Pour l’aider dans son périple, le joueur dégaine en plus un bel outil lorsqu’il est en difficulté dans le mode Ultimate Team : une carte « Rongier » notée à 95 envoyée par Electronic Arts en personne. Un cadeau de la firme aux joueurs pro assidus, comme Romain Danzé qui possède lui aussi son « Danzé » à 95. Pas équitable ? Moolnz : « Je sais qu’au début, il ne la mettait pas sur le terrain, mais il l’a utilisé à partir des demies. J’ai des potes qui m’ont dit « oui c’est pas équitable », mais pour moi, je le comprends. Il a l’occasion de l’avoir, elle peut faire la différence pour son jeu de possession, les frappes et tout. C’est des gens déconnectés du monde de FIFA, dans ce monde tout le monde partagerait mon avis. » Polémique écartée. Mais en devenant le premier joueur pro à atteindre la finale d’un tournoi national, Valentin Rongier s’est aussi attiré le problème annexe : où caler son quotidien de joueur de foot ? Bienheureux au moment de sa victoire, il retweete même quelques messages comme ce joli : « Si tu gagnes la finale nantaise, je me la coupe. » Son compère Viaud nous parle même de sa participation… Mais au moment de prendre contact avec lui, l’attaché de presse nantaise nous informe que le projet est tué dans l’œuf : « Il n’a jamais été question que Valentin ne joue pas le match contre Caen, pour aller jouer la finale du tournoi de eLigue 1… Il est touché à la cuisse(touché contre Bordeaux, ndlr), mais rien ne dit aujourd’hui s’il pourra ou non participer au match. Et Valentin avait de toute façon annoncé qu’il ne participerait pas à la finale. »

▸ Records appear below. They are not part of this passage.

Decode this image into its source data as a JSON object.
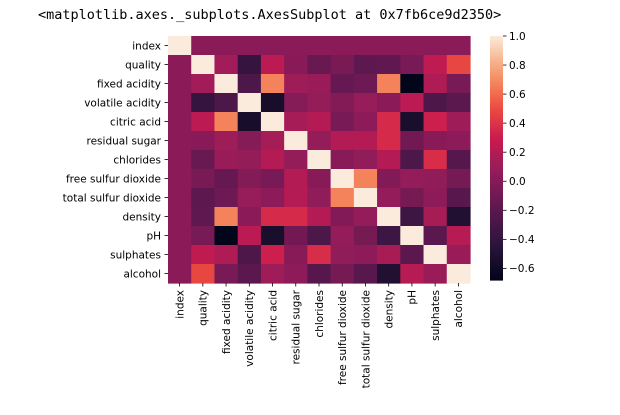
{
  "output_repr": "<matplotlib.axes._subplots.AxesSubplot at 0x7fb6ce9d2350>",
  "chart_data": {
    "type": "heatmap",
    "title": "",
    "xlabel": "",
    "ylabel": "",
    "labels": [
      "index",
      "quality",
      "fixed acidity",
      "volatile acidity",
      "citric acid",
      "residual sugar",
      "chlorides",
      "free sulfur dioxide",
      "total sulfur dioxide",
      "density",
      "pH",
      "sulphates",
      "alcohol"
    ],
    "matrix": [
      [
        1.0,
        0.02,
        0.02,
        0.02,
        0.02,
        0.02,
        0.02,
        0.02,
        0.02,
        0.02,
        0.02,
        0.02,
        0.02
      ],
      [
        0.02,
        1.0,
        0.12,
        -0.39,
        0.23,
        0.01,
        -0.13,
        -0.05,
        -0.19,
        -0.17,
        -0.06,
        0.25,
        0.48
      ],
      [
        0.02,
        0.12,
        1.0,
        -0.26,
        0.67,
        0.11,
        0.09,
        -0.15,
        -0.11,
        0.67,
        -0.68,
        0.18,
        -0.06
      ],
      [
        0.02,
        -0.39,
        -0.26,
        1.0,
        -0.55,
        0.0,
        0.06,
        -0.01,
        0.08,
        0.02,
        0.23,
        -0.26,
        -0.2
      ],
      [
        0.02,
        0.23,
        0.67,
        -0.55,
        1.0,
        0.14,
        0.2,
        -0.06,
        0.04,
        0.36,
        -0.54,
        0.31,
        0.11
      ],
      [
        0.02,
        0.01,
        0.11,
        0.0,
        0.14,
        1.0,
        0.06,
        0.19,
        0.2,
        0.36,
        -0.09,
        0.01,
        0.04
      ],
      [
        0.02,
        -0.13,
        0.09,
        0.06,
        0.2,
        0.06,
        1.0,
        0.01,
        0.05,
        0.2,
        -0.27,
        0.37,
        -0.22
      ],
      [
        0.02,
        -0.05,
        -0.15,
        -0.01,
        -0.06,
        0.19,
        0.01,
        1.0,
        0.67,
        -0.02,
        0.07,
        0.05,
        -0.07
      ],
      [
        0.02,
        -0.19,
        -0.11,
        0.08,
        0.04,
        0.2,
        0.05,
        0.67,
        1.0,
        0.07,
        -0.07,
        0.04,
        -0.21
      ],
      [
        0.02,
        -0.17,
        0.67,
        0.02,
        0.36,
        0.36,
        0.2,
        -0.02,
        0.07,
        1.0,
        -0.34,
        0.15,
        -0.5
      ],
      [
        0.02,
        -0.06,
        -0.68,
        0.23,
        -0.54,
        -0.09,
        -0.27,
        0.07,
        -0.07,
        -0.34,
        1.0,
        -0.2,
        0.21
      ],
      [
        0.02,
        0.25,
        0.18,
        -0.26,
        0.31,
        0.01,
        0.37,
        0.05,
        0.04,
        0.15,
        -0.2,
        1.0,
        0.09
      ],
      [
        0.02,
        0.48,
        -0.06,
        -0.2,
        0.11,
        0.04,
        -0.22,
        -0.07,
        -0.21,
        -0.5,
        0.21,
        0.09,
        1.0
      ]
    ],
    "colormap": "rocket",
    "vmin": -0.68,
    "vmax": 1.0,
    "colorbar_ticks": [
      1.0,
      0.8,
      0.6,
      0.4,
      0.2,
      0.0,
      -0.2,
      -0.4,
      -0.6
    ],
    "colorbar_tick_labels": [
      "1.0",
      "0.8",
      "0.6",
      "0.4",
      "0.2",
      "0.0",
      "−0.2",
      "−0.4",
      "−0.6"
    ],
    "grid": false
  }
}
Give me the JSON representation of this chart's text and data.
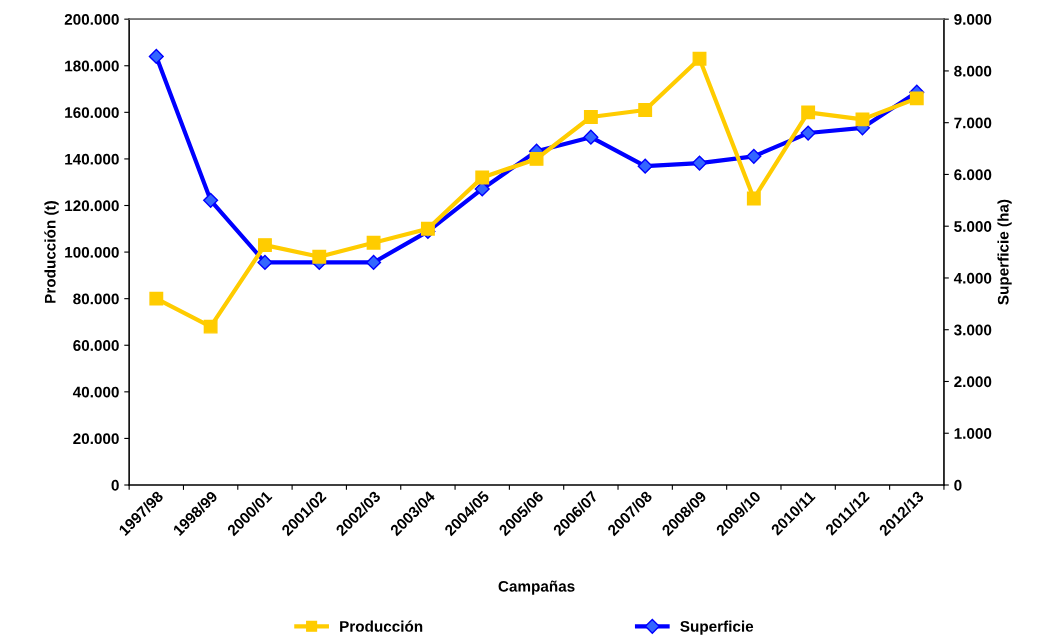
{
  "chart_data": {
    "type": "line",
    "xlabel": "Campañas",
    "ylabel": "Producción (t)",
    "y2label": "Superficie (ha)",
    "categories": [
      "1997/98",
      "1998/99",
      "2000/01",
      "2001/02",
      "2002/03",
      "2003/04",
      "2004/05",
      "2005/06",
      "2006/07",
      "2007/08",
      "2008/09",
      "2009/10",
      "2010/11",
      "2011/12",
      "2012/13"
    ],
    "series": [
      {
        "name": "Producción",
        "color": "#ffcc00",
        "marker": "square",
        "values": [
          80000,
          68000,
          103000,
          98000,
          104000,
          110000,
          132000,
          140000,
          158000,
          161000,
          183000,
          123000,
          160000,
          157000,
          166000
        ]
      },
      {
        "name": "Superficie",
        "color": "#0000ff",
        "marker": "diamond",
        "axis": "y2",
        "values": [
          8280,
          5500,
          4300,
          4300,
          4300,
          4900,
          5720,
          6450,
          6720,
          6160,
          6220,
          6350,
          6800,
          6900,
          7590
        ]
      }
    ],
    "ylim": [
      0,
      200000
    ],
    "yticks": [
      0,
      {
        "value": 20000,
        "label": "20.000"
      },
      {
        "value": 40000,
        "label": "40.000"
      },
      {
        "value": 60000,
        "label": "60.000"
      },
      {
        "value": 80000,
        "label": "80.000"
      },
      {
        "value": 100000,
        "label": "100.000"
      },
      {
        "value": 120000,
        "label": "120.000"
      },
      {
        "value": 140000,
        "label": "140.000"
      },
      {
        "value": 160000,
        "label": "160.000"
      },
      {
        "value": 180000,
        "label": "180.000"
      },
      {
        "value": 200000,
        "label": "200.000"
      }
    ],
    "y2lim": [
      0,
      9000
    ],
    "y2ticks": [
      0,
      {
        "value": 1000,
        "label": "1.000"
      },
      {
        "value": 2000,
        "label": "2.000"
      },
      {
        "value": 3000,
        "label": "3.000"
      },
      {
        "value": 4000,
        "label": "4.000"
      },
      {
        "value": 5000,
        "label": "5.000"
      },
      {
        "value": 6000,
        "label": "6.000"
      },
      {
        "value": 7000,
        "label": "7.000"
      },
      {
        "value": 8000,
        "label": "8.000"
      },
      {
        "value": 9000,
        "label": "9.000"
      }
    ],
    "grid": false,
    "legend": "bottom",
    "line_style": "solid"
  }
}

Moolzn, son remplaçant, l’a lui appris via Twitter : « Je lui ai envoyé un message privé sur Twitter en mode« du coup c’est mort pour toi la finale ? », et il m’a dit oui en me souhaitant bonne chance. » Alors, consignes du coach ? Même si le bonhomme est blessé ? Pour parler franchement, il est vrai que ça la foutrait un peu mal de voir Nantes ramer contre Caen pendant que l’un de ses joueurs les plus en forme du moment tripote du joystick dans la capitale. « À choisir entre les deux, il préférera toujours jouer » , confie Adrien Viaud. Décision imposée à contrecœur ou choix de raison ? Impossible de savoir, Valentin Rongier n’aura pas eu le temps de répondre aux messages lui demandant une interview. Pas sûr que cette (petite) désillusion l’empêche de participer à la prochaine édition, comme le laissent penser les paroles de son coach en ligne Jérémy Girardot : « L’équipe eSport de Nantes compte deux joueurs : Adrien Viaud et Vincent Hoffmann(champion du monde 2014, ndlr). Il a vraiment envie d’être le troisième homme, un peu comme nous on se considère comme le douzième homme du club de foot.(rires) » Le douzième homme invisible.